Знаменитая Кульмская победа, в первый день этого великого по своим последствиям боя, принадлежа преимущественно Ермолову, служит одним из украшений военного поприща сего генерала. Здесь, как под Витебском в 1812 году, где лишь вследствие настойчивых и резких его представлений Барклай не принял сражения сперва пред городом, а потом позади него, как и при Малоярославце, суждено было Ермолову, ниспровергнув замыслы врагов наших, спасти наши армии от поражений, последствия которых могли бы быть неисчислимы.
Хотя не подлежит ни малейшему сомнению, что победой при Кульме Европа в особенности обязана Ермолову, но многочисленные и сильные враги его силились и силятся доказать противное; по мнению некоторых, главным героем дела был граф Остерман, по мнению других принц Евгений Виртембергский, по мнению Барклая, весьма не благоволившего к Ермолову, квартирмейстерский офицер Диест, мужеству и советам которого наша гвардия была будто бы обязана своею блестящею победой. Таковое разноречие во мнениях относительно одного из важнейших событий войны 1813 года проистекает, во-первых, из весьма естественного желания иностранных писателей выставить принца Виртембергского главным героем подвига, в коем этот мужественный и достойный генерал принимал деятельное участие, а во-вторых, из недоброжелательства многих наших соотечественников к Ермолову, блестящие достоинства которого возбуждали в них лишь чувство зависти.
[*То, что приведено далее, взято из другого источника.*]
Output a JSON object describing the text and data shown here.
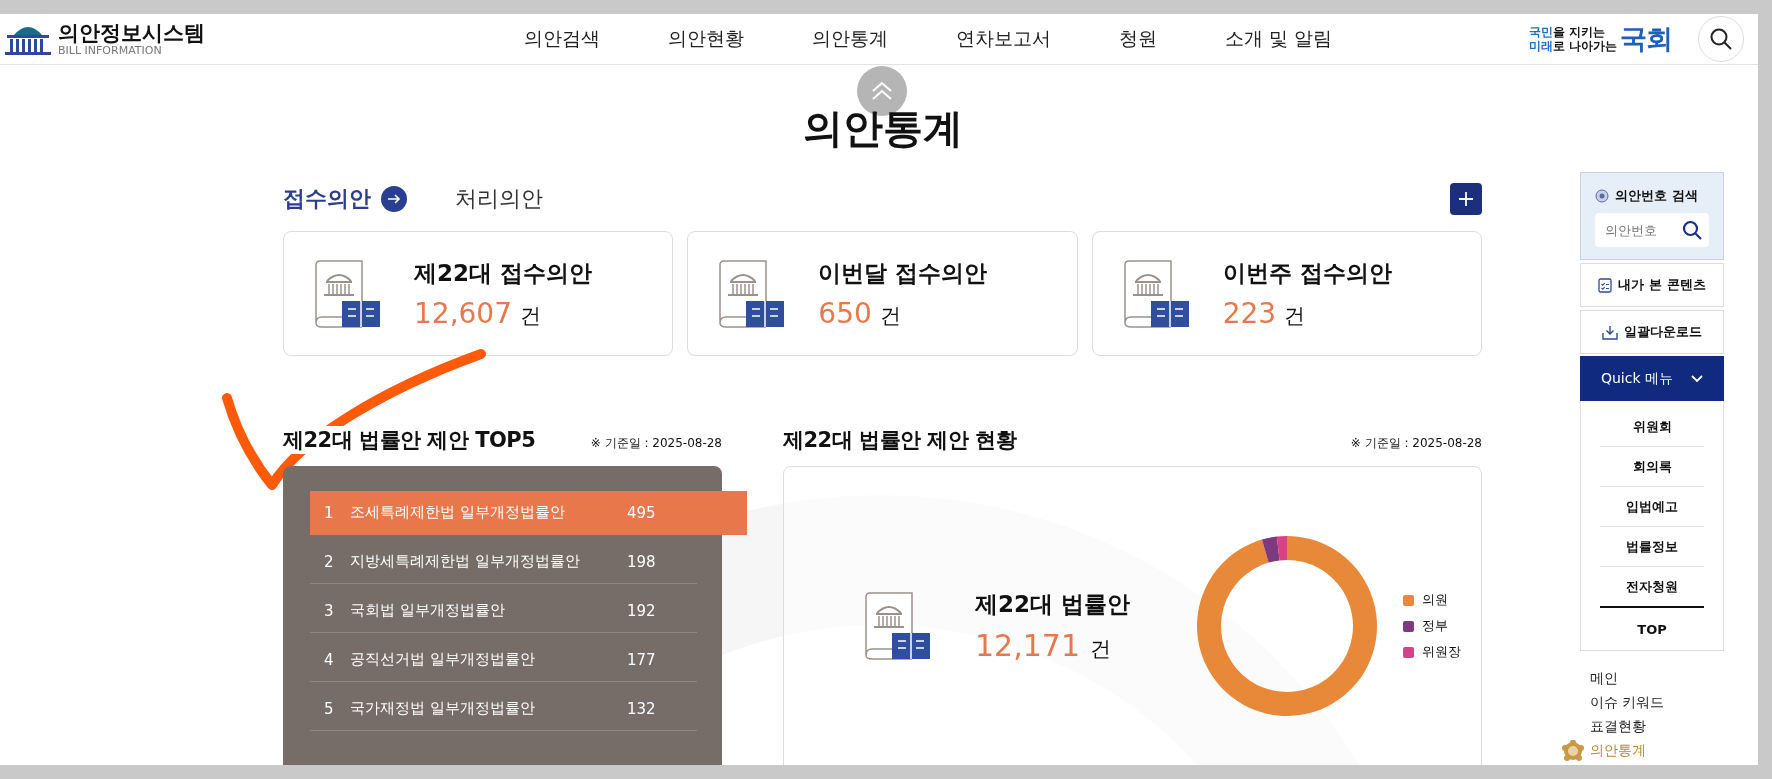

Ценя высоко заслуги графа Остермана и принца Виртембергского во всю эпоху Наполеоновских войн и в Кульмском сражении в особенности, я, основываясь на свидетельстве всех беспристрастных очевидцев и участников этого боя и не опасаясь возражений, положительно признаю Ермолова главным виновником победы, стяжавшей русской гвардии столь справедливую признательность и удивление Европы. Не входя в подробное описание этого сражения, я упомяну лишь о некоторых малоизвестных подробностях, из которых читатели мои ясно усмотрят, кому принадлежит главная честь одержанной победы.
Во время следования из Богемии в Саксонию русской гвардии, коею временно командовал Ермолов, вместо заболевшего Лаврова, 2-я дивизия была впереди, а 1-я, при которой находился сам Алексей Петрович, остановилась в Доне; граф Остерман, имевший пребывание в Пирне, получил из главной квартиры с офицером Новосильцовым предписание, на основании которого ему надлежало со 2-м корпусом и русскою гвардией двинуться на Максен. Мужественный и хладнокровный граф Остерман никогда не отличался большими умственными способностями; совет, поданный им в 1812 году в Филях о необходимости оставить Москву без боя, был причиною того, что он несколько раз сходил с ума; ему казалось, что армия почитает его после того первейшим трусом. Но, к счастию, здесь душою всех действий вновь является Ермолов, соединяющий в себе редкую проницательность и энергию с необыкновенным присутствием духа в самых трудных обстоятельствах.